Hi Tomas

what you describe reminds me of the way you write unit tests in .NET -
where you'd use "public" for the stuff that is exported in modules and
"internal" for things that you need inside your assembly (module) buto
don't want to provide as API.

Blackbox and Whitebox testing are common there, but you also have a way
to put your tests into a separate assembly and declare this assembly a
friend that has access to all "internal" APIs. This is the approach I've
preferred back when I was doing more .NET. IIUC this could be achived
with -XaddExports in Java9.

Needing special precautions to make JUnit see you tests really adds an
extra layer of complexity.

One thing you may have overlooked is that Ant doesn't use any built-in
JUnit runner but one of its own. And that there is an option to run the
tests inside the same VM that is currently running (fork=false, which
is the default).

AFAIU non-forked execution would only work for classpath mode. Period.

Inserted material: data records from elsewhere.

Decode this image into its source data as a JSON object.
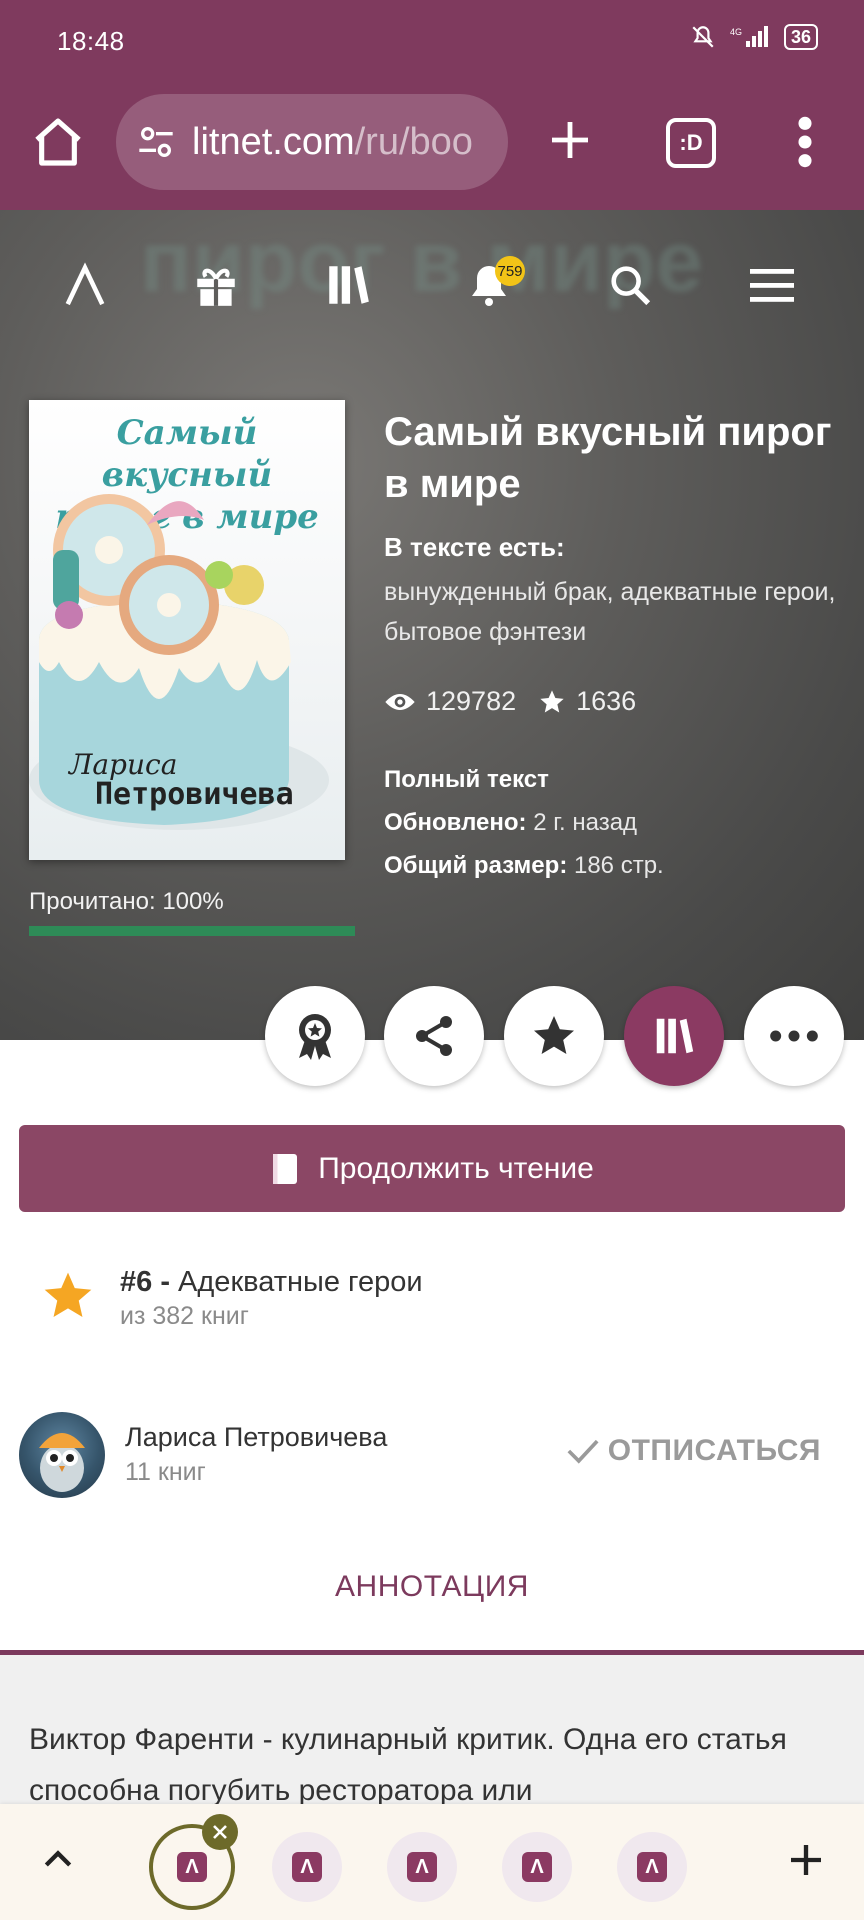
{
  "status": {
    "time": "18:48",
    "battery": "36"
  },
  "browser": {
    "url_domain": "litnet.com",
    "url_path": "/ru/boo",
    "tabs_label": ":D"
  },
  "hero": {
    "ghost_text": "пирог в мире"
  },
  "nav": {
    "notifications": "759"
  },
  "book": {
    "title": "Самый вкусный пирог в мире",
    "cover_title": "Самый вкусный пирог в мире",
    "cover_author_first": "Лариса",
    "cover_author_last": "Петровичева",
    "tags_heading": "В тексте есть:",
    "tags": "вынужденный брак, адекватные герои, бытовое фэнтези",
    "views": "129782",
    "likes": "1636",
    "status": "Полный текст",
    "updated_label": "Обновлено:",
    "updated_value": "2 г. назад",
    "size_label": "Общий размер:",
    "size_value": "186 стр.",
    "read_progress_label": "Прочитано: 100%",
    "read_progress": 1.0
  },
  "continue_button": "Продолжить чтение",
  "rank": {
    "position": "#6 -",
    "genre": "Адекватные герои",
    "of": "из 382 книг"
  },
  "author": {
    "name": "Лариса Петровичева",
    "books": "11 книг",
    "unsubscribe": "ОТПИСАТЬСЯ"
  },
  "annotation": {
    "tab": "АННОТАЦИЯ",
    "text": "Виктор Фаренти - кулинарный критик. Одна его статья способна погубить ресторатора или"
  },
  "colors": {
    "brand": "#7f3a5e",
    "accent_button": "#8b4765",
    "progress": "#2e8b57",
    "star": "#f5a623"
  }
}
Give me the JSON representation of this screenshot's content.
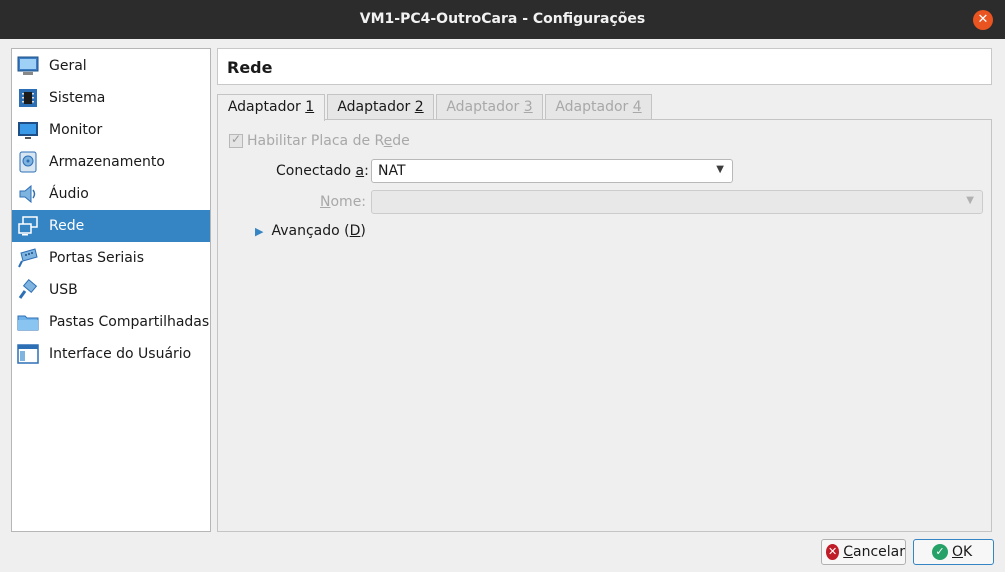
{
  "window": {
    "title": "VM1-PC4-OutroCara - Configurações",
    "close_glyph": "✕"
  },
  "sidebar": {
    "items": [
      {
        "label": "Geral",
        "icon": "general-monitor-icon"
      },
      {
        "label": "Sistema",
        "icon": "chip-icon"
      },
      {
        "label": "Monitor",
        "icon": "display-icon"
      },
      {
        "label": "Armazenamento",
        "icon": "disk-icon"
      },
      {
        "label": "Áudio",
        "icon": "speaker-icon"
      },
      {
        "label": "Rede",
        "icon": "network-icon",
        "selected": true
      },
      {
        "label": "Portas Seriais",
        "icon": "serial-port-icon"
      },
      {
        "label": "USB",
        "icon": "usb-icon"
      },
      {
        "label": "Pastas Compartilhadas",
        "icon": "shared-folder-icon"
      },
      {
        "label": "Interface do Usuário",
        "icon": "user-interface-icon"
      }
    ]
  },
  "header": {
    "title": "Rede"
  },
  "tabs": [
    {
      "label": "Adaptador ",
      "key": "1",
      "active": true,
      "enabled": true
    },
    {
      "label": "Adaptador ",
      "key": "2",
      "active": false,
      "enabled": true
    },
    {
      "label": "Adaptador ",
      "key": "3",
      "active": false,
      "enabled": false
    },
    {
      "label": "Adaptador ",
      "key": "4",
      "active": false,
      "enabled": false
    }
  ],
  "adapter": {
    "enable_label_pre": "Habilitar Placa de R",
    "enable_label_key": "e",
    "enable_label_post": "de",
    "enable_checked": true,
    "attached_label_pre": "Conectado ",
    "attached_label_key": "a",
    "attached_label_post": ":",
    "attached_value": "NAT",
    "name_label_key": "N",
    "name_label_post": "ome:",
    "name_value": "",
    "advanced_label_pre": "Avançado (",
    "advanced_label_key": "D",
    "advanced_label_post": ")"
  },
  "buttons": {
    "cancel_pre": "",
    "cancel_key": "C",
    "cancel_post": "ancelar",
    "ok_pre": "",
    "ok_key": "O",
    "ok_post": "K"
  },
  "colors": {
    "titlebar": "#2c2c2c",
    "close": "#e95420",
    "selection": "#3584c4",
    "cancel_icon": "#c01c28",
    "ok_icon": "#26a269"
  }
}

For blackbox testing you'd also have to add -addmods for the jar
containing Ant's junit runner - which isn't even inside a module and
can't be unless we repackage it for Java9. In this case we'll likely
need the approach you outlined for keeping junit on the CLASSPATH.

On 2016-04-01, Tomas Zezula wrote:

> The JUnit task needs to be extended to support all three scenarios.
> There are two possibilities how to extend the JUnitTask:

> 1st) Minimal needed changes
> Just add a modulepath to JUnit task. When junit library is not found
> on the classpath but found on the module path do the modular execution
> by -m junit/<mainclz> rather than classpath execution. The user is
> responsible for passing the -XPatch, -XaddExports, -XaddReads,
> -addmods JVM options. Options like -XaddExports are harder to
> calculate as they require list of test packages. But it can be done by
> the following pathconvert:

> <dirset id="packages" dir="build/test/classes" includes="*"/>
> <pathconvert refid="packages" property=“exports.cmd” pathsep=" ">
>    <chainedmapper>
>        <flattenmapper/>
>        <globmapper from="*" to="-XaddExports:${module.name}/*=junit"/>
>    </chainedmapper>
> </pathconvert>

Sounds good but likely needs to extend to ant-junit?.jar as well. 

> 2nd) Extend Junit task to automatically set the -XPatch, -XaddExports,
> -XaddReads, -addmods options for modular execution.
> This will require adding more attributes to JUnit task (path to test
> classes to do the -XPatch, ability to disable the automatic options).

And detect whether module support is available at all. In addition the
VM that is forked may be a different one from the one currently
running. We could be forking a Java9 VM even if Ant was running in a
Java8 VM and vice versa. I'd suggest to add an explicit flag users must
enable before trying to add any magic.